The war against Utumno was only undertaken by the Valar with reluctance, and without hope of real victory, but rather as a covering action or diversion, to enable them to get the Quendi out of his sphere of influence. But Melkor had already progressed some way towards becoming ‘the Morgoth, a tyrant (or central tyranny and will), + his agents’. Only the total contained the old power of the complete Melkor; so that if ‘the Morgoth’ could be reached or temporarily separated from his agents he was much more nearly controllable and on a power level with the Valar. The Valar find that they can deal with his agents (armies, Balrogs, etc.) piecemeal. So that they come at last to Utumno itself and find that ‘the Morgoth’ has no longer sufficient ‘force’ (in any sense) to shield himself from direct personal contact. Manwë at last faces Melkor again, as he has not done since he entered Arda. Both are amazed: Manwë to perceive the decrease in Melkor as a person; Melkor to perceive this also from his own point of view: he now has less personal force than Manwë.

This dispersal only got worse after the end of his imprisonment. When Melkor empowered Ungoliant to attack the Trees, he lost forever the power to change his shape. When he returned to Middle Earth and created seemingly endless hordes of orcs, trolls, dragons, and whatnot, he became ‘ever more bound to the Earth’:

For now, more than in the days of Utumo ere his pride was humbled, his hatred devoured him, and in the domination of his servants and the inspiring them with lust of evil he spent his spirit.

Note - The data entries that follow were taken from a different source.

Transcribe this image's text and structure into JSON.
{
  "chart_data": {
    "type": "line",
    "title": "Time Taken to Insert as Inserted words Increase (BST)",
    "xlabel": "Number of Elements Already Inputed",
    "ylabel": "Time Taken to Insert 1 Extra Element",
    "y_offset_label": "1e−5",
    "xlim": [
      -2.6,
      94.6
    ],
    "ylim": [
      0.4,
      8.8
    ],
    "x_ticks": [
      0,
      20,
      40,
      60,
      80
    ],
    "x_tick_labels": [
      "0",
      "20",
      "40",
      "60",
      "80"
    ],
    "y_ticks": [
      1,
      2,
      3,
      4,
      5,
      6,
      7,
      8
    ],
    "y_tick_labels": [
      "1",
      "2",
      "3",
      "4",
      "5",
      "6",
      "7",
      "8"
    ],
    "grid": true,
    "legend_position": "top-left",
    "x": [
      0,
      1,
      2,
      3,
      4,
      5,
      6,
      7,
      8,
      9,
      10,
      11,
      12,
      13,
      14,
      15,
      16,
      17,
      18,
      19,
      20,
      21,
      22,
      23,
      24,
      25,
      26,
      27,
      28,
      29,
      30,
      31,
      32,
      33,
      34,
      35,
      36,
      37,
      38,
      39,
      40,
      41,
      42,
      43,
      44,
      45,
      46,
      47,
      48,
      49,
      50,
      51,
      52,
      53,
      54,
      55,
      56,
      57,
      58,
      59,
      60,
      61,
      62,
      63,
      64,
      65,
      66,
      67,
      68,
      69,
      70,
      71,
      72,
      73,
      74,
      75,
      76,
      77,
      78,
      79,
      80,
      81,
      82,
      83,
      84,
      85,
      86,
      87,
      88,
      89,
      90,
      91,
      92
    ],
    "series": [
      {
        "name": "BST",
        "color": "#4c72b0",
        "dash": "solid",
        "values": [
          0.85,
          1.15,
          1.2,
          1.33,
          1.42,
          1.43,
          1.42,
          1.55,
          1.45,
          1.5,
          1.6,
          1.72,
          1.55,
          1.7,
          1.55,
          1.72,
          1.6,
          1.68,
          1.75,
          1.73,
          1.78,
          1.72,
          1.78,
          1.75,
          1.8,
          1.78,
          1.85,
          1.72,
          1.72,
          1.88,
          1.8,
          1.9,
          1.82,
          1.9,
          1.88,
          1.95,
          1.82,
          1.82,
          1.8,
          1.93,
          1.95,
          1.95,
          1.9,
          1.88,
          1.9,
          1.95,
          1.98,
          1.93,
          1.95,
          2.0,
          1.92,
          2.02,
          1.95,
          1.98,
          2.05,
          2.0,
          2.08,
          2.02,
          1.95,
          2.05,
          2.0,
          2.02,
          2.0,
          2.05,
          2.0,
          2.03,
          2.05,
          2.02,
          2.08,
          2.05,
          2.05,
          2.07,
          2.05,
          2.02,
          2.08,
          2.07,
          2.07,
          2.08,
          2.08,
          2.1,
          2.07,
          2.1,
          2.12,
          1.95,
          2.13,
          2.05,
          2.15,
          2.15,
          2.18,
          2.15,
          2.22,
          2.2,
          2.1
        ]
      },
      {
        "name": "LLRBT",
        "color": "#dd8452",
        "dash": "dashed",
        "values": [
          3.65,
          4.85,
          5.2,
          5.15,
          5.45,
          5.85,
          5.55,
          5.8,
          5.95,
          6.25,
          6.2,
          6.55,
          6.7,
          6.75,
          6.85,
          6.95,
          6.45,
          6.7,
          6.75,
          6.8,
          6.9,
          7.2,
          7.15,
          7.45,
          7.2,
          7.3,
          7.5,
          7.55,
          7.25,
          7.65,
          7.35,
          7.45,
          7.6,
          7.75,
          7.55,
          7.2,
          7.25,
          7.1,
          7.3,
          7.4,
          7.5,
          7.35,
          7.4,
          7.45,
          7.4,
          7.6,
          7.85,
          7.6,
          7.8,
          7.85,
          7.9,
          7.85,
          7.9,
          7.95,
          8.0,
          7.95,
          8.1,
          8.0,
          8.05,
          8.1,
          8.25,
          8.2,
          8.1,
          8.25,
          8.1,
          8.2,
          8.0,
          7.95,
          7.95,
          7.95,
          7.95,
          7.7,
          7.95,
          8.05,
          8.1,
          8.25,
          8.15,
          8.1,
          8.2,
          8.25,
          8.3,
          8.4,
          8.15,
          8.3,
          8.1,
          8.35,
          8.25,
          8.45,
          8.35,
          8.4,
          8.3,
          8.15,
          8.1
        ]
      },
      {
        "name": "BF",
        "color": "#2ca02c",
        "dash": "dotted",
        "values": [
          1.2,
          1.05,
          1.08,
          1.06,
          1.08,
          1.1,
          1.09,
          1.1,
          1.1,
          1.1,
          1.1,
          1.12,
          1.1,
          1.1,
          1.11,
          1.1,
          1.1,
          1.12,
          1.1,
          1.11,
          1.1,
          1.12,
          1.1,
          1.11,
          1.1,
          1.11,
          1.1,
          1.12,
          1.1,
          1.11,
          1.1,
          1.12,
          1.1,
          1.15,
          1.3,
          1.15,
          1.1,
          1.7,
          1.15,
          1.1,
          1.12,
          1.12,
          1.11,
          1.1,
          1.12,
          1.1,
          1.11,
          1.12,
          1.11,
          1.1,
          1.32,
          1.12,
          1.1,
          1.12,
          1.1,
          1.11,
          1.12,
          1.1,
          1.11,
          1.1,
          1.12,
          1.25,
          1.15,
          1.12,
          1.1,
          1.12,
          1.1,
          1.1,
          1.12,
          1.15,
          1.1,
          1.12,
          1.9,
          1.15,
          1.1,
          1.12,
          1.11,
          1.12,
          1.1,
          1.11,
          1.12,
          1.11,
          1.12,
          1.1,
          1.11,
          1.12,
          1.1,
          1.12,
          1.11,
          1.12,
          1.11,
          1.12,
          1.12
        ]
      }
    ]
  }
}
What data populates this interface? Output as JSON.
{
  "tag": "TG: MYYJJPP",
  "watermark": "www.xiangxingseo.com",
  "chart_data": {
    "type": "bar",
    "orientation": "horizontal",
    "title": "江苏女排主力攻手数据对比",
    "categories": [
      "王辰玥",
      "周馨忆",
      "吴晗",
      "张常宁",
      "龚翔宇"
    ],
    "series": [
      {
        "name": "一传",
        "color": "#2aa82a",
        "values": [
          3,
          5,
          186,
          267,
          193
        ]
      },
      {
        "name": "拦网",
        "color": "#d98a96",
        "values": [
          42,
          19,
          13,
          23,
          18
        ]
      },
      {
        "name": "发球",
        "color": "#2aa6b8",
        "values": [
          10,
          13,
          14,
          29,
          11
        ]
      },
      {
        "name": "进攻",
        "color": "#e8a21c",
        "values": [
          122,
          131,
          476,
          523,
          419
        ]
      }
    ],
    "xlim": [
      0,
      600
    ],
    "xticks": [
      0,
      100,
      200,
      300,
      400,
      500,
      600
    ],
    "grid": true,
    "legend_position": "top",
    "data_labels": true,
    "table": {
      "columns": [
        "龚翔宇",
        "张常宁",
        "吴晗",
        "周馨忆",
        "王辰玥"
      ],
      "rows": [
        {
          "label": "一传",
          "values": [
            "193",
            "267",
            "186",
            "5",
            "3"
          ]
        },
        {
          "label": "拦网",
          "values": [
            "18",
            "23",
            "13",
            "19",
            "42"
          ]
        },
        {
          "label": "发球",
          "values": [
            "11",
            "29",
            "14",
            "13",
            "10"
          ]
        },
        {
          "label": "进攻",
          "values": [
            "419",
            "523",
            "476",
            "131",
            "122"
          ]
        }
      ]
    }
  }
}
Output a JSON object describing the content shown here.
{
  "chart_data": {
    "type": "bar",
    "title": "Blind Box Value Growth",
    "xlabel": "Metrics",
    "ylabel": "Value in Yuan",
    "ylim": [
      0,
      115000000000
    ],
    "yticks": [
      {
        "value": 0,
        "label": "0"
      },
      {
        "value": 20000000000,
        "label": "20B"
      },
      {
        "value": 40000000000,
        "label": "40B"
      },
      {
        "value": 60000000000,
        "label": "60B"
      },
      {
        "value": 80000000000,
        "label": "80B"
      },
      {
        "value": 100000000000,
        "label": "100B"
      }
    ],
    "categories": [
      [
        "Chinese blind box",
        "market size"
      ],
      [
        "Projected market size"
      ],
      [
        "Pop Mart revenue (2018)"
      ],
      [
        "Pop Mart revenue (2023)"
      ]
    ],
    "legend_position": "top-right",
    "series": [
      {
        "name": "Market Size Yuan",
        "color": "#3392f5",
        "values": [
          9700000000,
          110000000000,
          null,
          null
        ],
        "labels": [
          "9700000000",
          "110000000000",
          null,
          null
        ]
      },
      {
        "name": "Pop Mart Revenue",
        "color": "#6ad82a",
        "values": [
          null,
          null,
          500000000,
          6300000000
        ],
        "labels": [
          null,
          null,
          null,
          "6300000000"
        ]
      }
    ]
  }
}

The apparently futile battles of the War of the Jewels actually had very positive consequences, as the casualties Morgoth’s armies suffered steadily weakened his total power. Thus it was that Fingolfin, one of the mightiest Elven warriors of the First Age, could wound Morgoth eight times in their duel before the gate of Angband. Morgoth was stronger than any Elf, but he was no longer Melkor, who would have been completely unassailable.